病怏怏的成年男人笑了笑:“瞧瞧她笔下的世界,瞧瞧她灵魂之纯粹,却被困在这样一个人世间最污浊的身体里。咒力、异能……”
“确实很有意思哦,我更想杀掉她了诶~”小丑少男笑嘻嘻地虚抓了一把地上的影子,像是这样就能攥紧走进孤儿院的你,“如果杀不掉她的话,我亲爱的挚友,我会想现在就杀掉你诶~”
“不要心急,科里亚。”费奥多尔缱绻地看向你的方向,那并非是爱恋。尼古莱·果戈里最清楚这点,毕竟这种眼神他在对方向天祷告时也见过。
果然,下一秒他就听见费奥多尔说:“她要死得其所啊,去吧,信标要出来了,你不是想看一看吗?”
果戈里马上露出兴奋的表情来,费奥多尔不得不提醒他:“记得离远一点。”
孤儿院中静悄悄,也许是因为此时已入夜,孩子们早早就睡了。天空黑雾霭霭,没有一滴月光落在地上,分外静谧。
从建筑的修缮状况与草坪的整洁程度来看,这里至少物资充足,在纷飞的战火中尚有一丝余力,也许这里的院长会是一位与织田作之助志同道合的伙伴。你边走边猜测着。
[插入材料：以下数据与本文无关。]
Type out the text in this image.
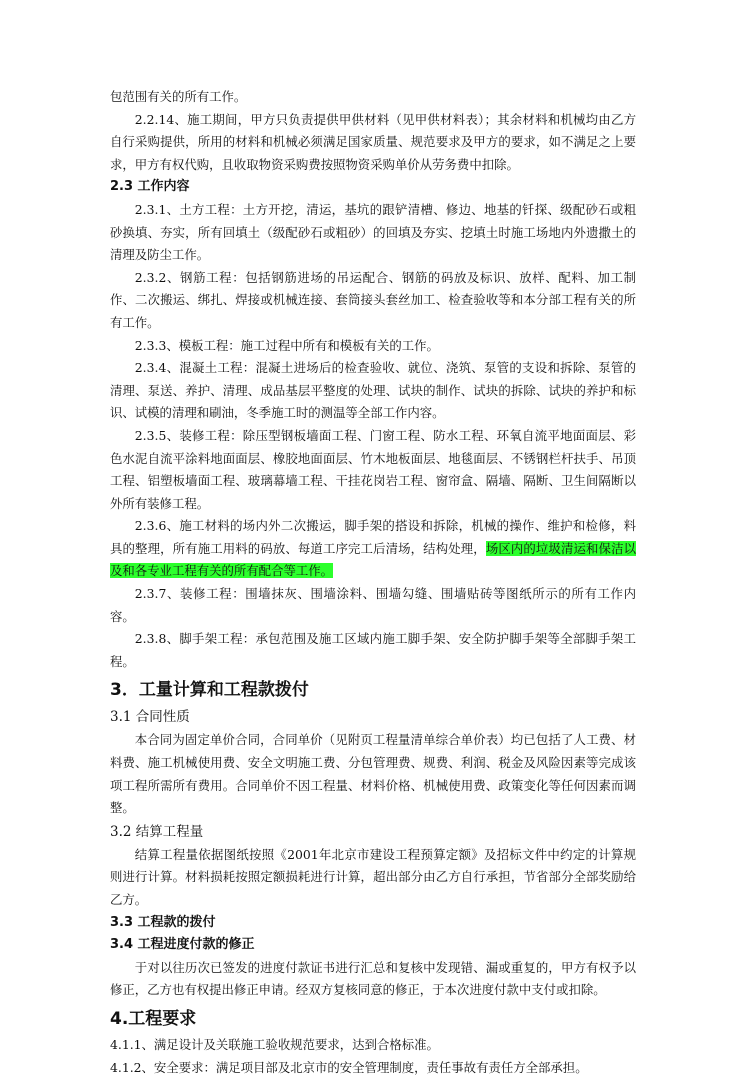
包范围有关的所有工作。

2.2.14、施工期间，甲方只负责提供甲供材料（见甲供材料表）；其余材料和机械均由乙方自行采购提供，所用的材料和机械必须满足国家质量、规范要求及甲方的要求，如不满足之上要求，甲方有权代购，且收取物资采购费按照物资采购单价从劳务费中扣除。

2.3 工作内容

2.3.1、土方工程：土方开挖，清运，基坑的跟铲清槽、修边、地基的钎探、级配砂石或粗砂换填、夯实，所有回填土（级配砂石或粗砂）的回填及夯实、挖填土时施工场地内外遗撒土的清理及防尘工作。

2.3.2、钢筋工程：包括钢筋进场的吊运配合、钢筋的码放及标识、放样、配料、加工制作、二次搬运、绑扎、焊接或机械连接、套筒接头套丝加工、检查验收等和本分部工程有关的所有工作。

2.3.3、模板工程：施工过程中所有和模板有关的工作。

2.3.4、混凝土工程：混凝土进场后的检查验收、就位、浇筑、泵管的支设和拆除、泵管的清理、泵送、养护、清理、成品基层平整度的处理、试块的制作、试块的拆除、试块的养护和标识、试模的清理和刷油，冬季施工时的测温等全部工作内容。

2.3.5、装修工程：除压型钢板墙面工程、门窗工程、防水工程、环氧自流平地面面层、彩色水泥自流平涂料地面面层、橡胶地面面层、竹木地板面层、地毯面层、不锈钢栏杆扶手、吊顶工程、铝塑板墙面工程、玻璃幕墙工程、干挂花岗岩工程、窗帘盒、隔墙、隔断、卫生间隔断以外所有装修工程。

2.3.6、施工材料的场内外二次搬运，脚手架的搭设和拆除，机械的操作、维护和检修，料具的整理，所有施工用料的码放、每道工序完工后清场，结构处理，场区内的垃圾清运和保洁以及和各专业工程有关的所有配合等工作。

2.3.7、装修工程：围墙抹灰、围墙涂料、围墙勾缝、围墙贴砖等图纸所示的所有工作内容。

2.3.8、脚手架工程：承包范围及施工区域内施工脚手架、安全防护脚手架等全部脚手架工程。

3．工量计算和工程款拨付

3.1 合同性质

本合同为固定单价合同，合同单价（见附页工程量清单综合单价表）均已包括了人工费、材料费、施工机械使用费、安全文明施工费、分包管理费、规费、利润、税金及风险因素等完成该项工程所需所有费用。合同单价不因工程量、材料价格、机械使用费、政策变化等任何因素而调整。

3.2 结算工程量

结算工程量依据图纸按照《2001年北京市建设工程预算定额》及招标文件中约定的计算规则进行计算。材料损耗按照定额损耗进行计算，超出部分由乙方自行承担，节省部分全部奖励给乙方。

3.3 工程款的拨付

3.4 工程进度付款的修正

于对以往历次已签发的进度付款证书进行汇总和复核中发现错、漏或重复的，甲方有权予以修正，乙方也有权提出修正申请。经双方复核同意的修正，于本次进度付款中支付或扣除。

4.工程要求

4.1.1、满足设计及关联施工验收规范要求，达到合格标准。

4.1.2、安全要求：满足项目部及北京市的安全管理制度，责任事故有责任方全部承担。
你又走了没两步,一声低声压抑的虎啸从不远处传来,同时还有一道男人惶恐的呼声:“停下!”
男人惊呼声落下的同时伴随玻璃破碎的声音,情形听起来万分危急,你将咒力凝聚于双腿飞快跑过去,只见一只白虎子高高扬起它的爪子,正要再次猛烈挥下。你脚底下的影子里立刻蹿出只皮糙肉厚的咒灵,准备挡下这一击。
然后一位白衣白发的男人从阴影里出来了,他伸出手臂不知做了什么,白虎的动作却因此戛然而止,黑发男人的第二声惊呼卡在喉间。你动作不停,继续用咒灵把看起来就很孱弱的黑发男人拎起来,确保他完全离开白虎的攻击范围。
黑发男人正想松气,可下一秒陡生异变——
一个瘦弱狼狈的白发小男孩从白虎的躯体里滚落,在尘土里昏迷不醒。白虎重新动作,站在男孩身前张开大口,似乎准备将他吞下,白衣男人正要露出笑意——白虎猛地跳起,扬起爪子,狠狠朝他挥舞!
你没注意白衣男人方才一瞬间快得逞的表情,只记得救人心切,迅速又召唤两只脚底下的咒灵狠力抛出,同时击中男人与白虎,将二者彻底分开。